Persico may not be able to do much about the uninvited guests poking their noses in his private files. But there is a little issue of some damage to the back door that he will surely be reimbursed for if he makes a stink about it.

Meanwhile, two Perisco codefendants who were detained without bail along with his wiseguy cousin, Theodore (Skinny) Persico Jr., when they were arrested last week, were released from the Metropolitan Detention Center where the Persicos currently reside.

Michael's former father-in-law, Colombo soldier Thomas Petrizzo, was released on a $1 million bond. The 76-year-old construction company mogul was released on a $1 million bond secured by property.
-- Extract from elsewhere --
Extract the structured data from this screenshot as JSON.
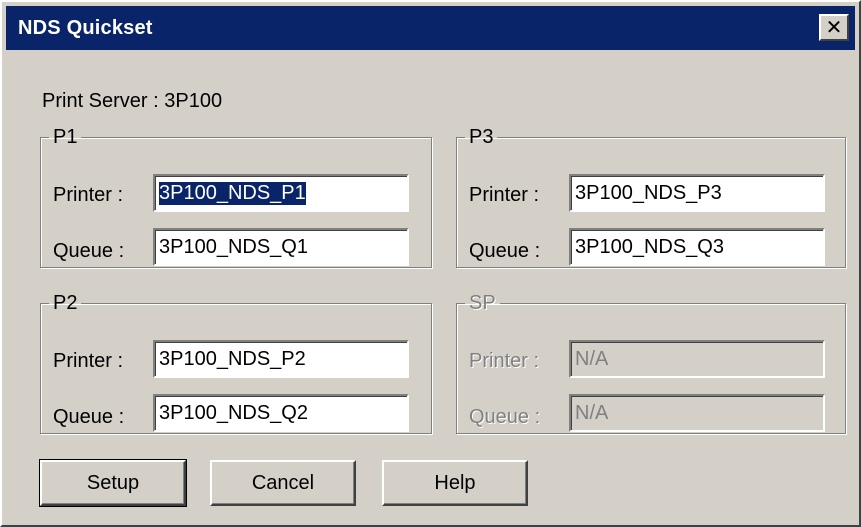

Mob associate James Bombino was released on a $2.8 million bond secured by properties posted by relatives and friends. Bombino, 47, an electrician at the Owl's Head Water Pollution Control Plant in Brooklyn, was confined to his home and ordered not to speak to any reputed mob associates, even his co-defendants, outside the presence of their attorneys.

Magistrate Judge Steven Gold ruled that mob associate Edward (Tall Guy) Garofalo Jr., could be released under strict house arrest provisions after 21 relatives and friends posted property worth more than $3 million on his behalf. But that decision was stayed, at least temporarily, when prosecutors appealed Gold's ruling to Brooklyn Federal Judge Sandra Townes.

Regarding last week's report about this case, the column contained an error. Gang Land incorrectly reported that a Gambino associate who had been the focus of a sitdown between the Gambino and Colombo families in February 2008 was the wired-up turncoat in this case. Untrue. That associate was, as reported, released by the Gambinos to the Colombos. But he is not, repeat not a cooperating witness in this case. This error has already been corrected in the original column. Gang Land recognizes that this is no small deal in certain circles and greatly regrets the mistake.